Хотя меня весьма заинтересовало объяснение Деи Торис об этом чудесном марсианском веществе, применяемом в военных целях, меня куда сильнее тревожила более насущная проблема – то, как зеленые марсиане обращались с Деей Торис. Я не слишком удивлялся тому, что они старались держать девушку подальше от меня, но ее заставляли заниматься опасным и тяжелым трудом, и это приводило меня в ярость.

– Они обращаются с тобой грубо, унижают тебя, Дея Торис? – спросил я, чувствуя, как в ожидании ее ответа горячая кровь моих воинственных предков закипает у меня в венах.

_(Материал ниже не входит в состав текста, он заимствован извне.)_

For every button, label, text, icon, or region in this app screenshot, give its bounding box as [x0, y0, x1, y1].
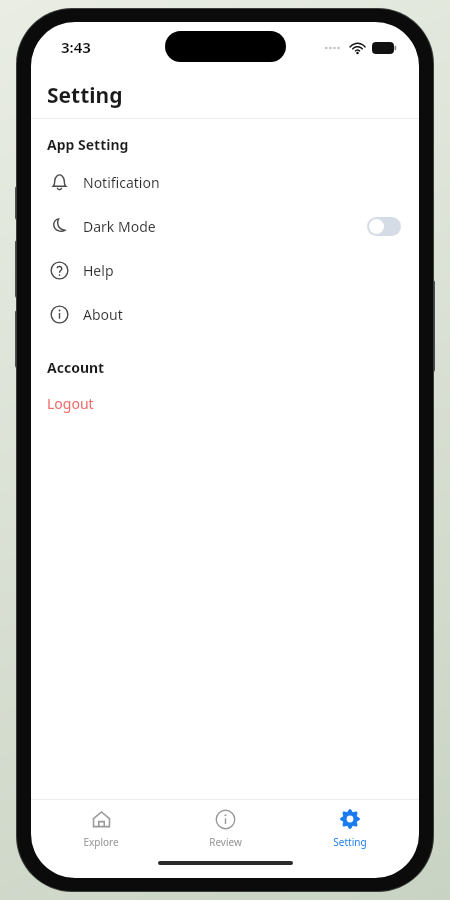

– Лишь отчасти, Джон Картер, – произнесла девушка. – Зеленые люди ничего не делают мне во вред, страдает разве что моя гордость. Они знают, что я – дочь десяти тысяч джеддаков, что могу проследить своих предков до того времени, когда был построен первый большой водный путь, и они, которые даже своих матерей не знают, завидуют мне. В глубине сердца они ненавидят свою отвратительную судьбу, а потому выплескивают свою жалкую злобу на меня, ведь я представляю собой все то, чего у них нет, но чего они жаждут, хотя и никогда не получат. Давай просто пожалеем их, мой вождь, – хотя нас ждет погибель от их рук, эта жалость уместна, поскольку мы выше их и они это знают.

Если бы мне тогда было известно значение слов «мой вождь», обращенных красной марсианкой к мужчине, я был бы изумлен, как никогда в жизни, но в тот момент я этого не понимал, как и многие месяцы потом. Да, мне нужно было еще многому научиться на Барсуме.

– Полагаю, смирение перед лицом судьбы – удел мудрых, Дея Торис, тем не менее надеюсь, что вскоре любой марсианин, будь он зеленый, красный, розовый или фиолетовый, не посмеет даже косо взглянуть на тебя, моя принцесса.

При моих последних словах у Деи Торис перехватило дыхание, она уставилась на меня расширившимися глазами, а потом быстро вздохнула и со странным коротким смешком, от которого в уголках ее губ появились лукавые ямочки, покачала головой и воскликнула:

– Ты просто дитя! Великий воин и вместе с тем ребенок, едва научившийся ходить.

– И что я такого сделал? – в полном замешательстве спросил я.

– Когда-нибудь узнаешь, Джон Картер, если мы останемся в живых, но сейчас ничего не скажу. Однако я, дочь Морса Каяка, сына Тардоса Морса, выслушала тебя без гнева, – как будто разговаривая сама с собой, закончила она.

И тут же к девушке вернулось веселое, радостное настроение; она подшучивала над моей удалью таркианского вояки, столь противоречившей моему мягкому сердцу и природной доброте.

– Мне кажется, что, если тебе придется случайно ранить какого-нибудь врага, ты возьмешь его к себе домой и будешь за ним ухаживать, пока он не поправится, – со смехом сказала она.

– Но именно так и поступают на Земле, – ответил я. – По крайней мере, цивилизованные люди.

Это снова рассмешило ее. Она не могла этого понять, потому что, при всей ее нежности и женской мягкости, все же оставалась марсианкой, а для марсианина хороший враг – это мертвый враг; ведь каждый убитый противник означал, что живым достанется больше ресурсов.

Но мне было очень любопытно, что же так смутило Дею Торис пару минут назад, и потому я продолжал докучать ей, желая объяснений.

– Нет! – воскликнула Дея Торис. – Достаточно того, что ты говорил, а я тебя слушала. А когда все узнаешь, Джон Картер, я, скорее всего, буду уже мертва, и, похоже, это случится еще до того, как луна обежит Барсум двенадцать раз, – тогда вспомни, что я тебя выслушала и… улыбнулась.

Для меня это прозвучало все равно что по-гречески, но чем усерднее я молил ее объяснить, тем более решительно она отвергала мои просьбы. И я, окончательно сдавшись, отступил.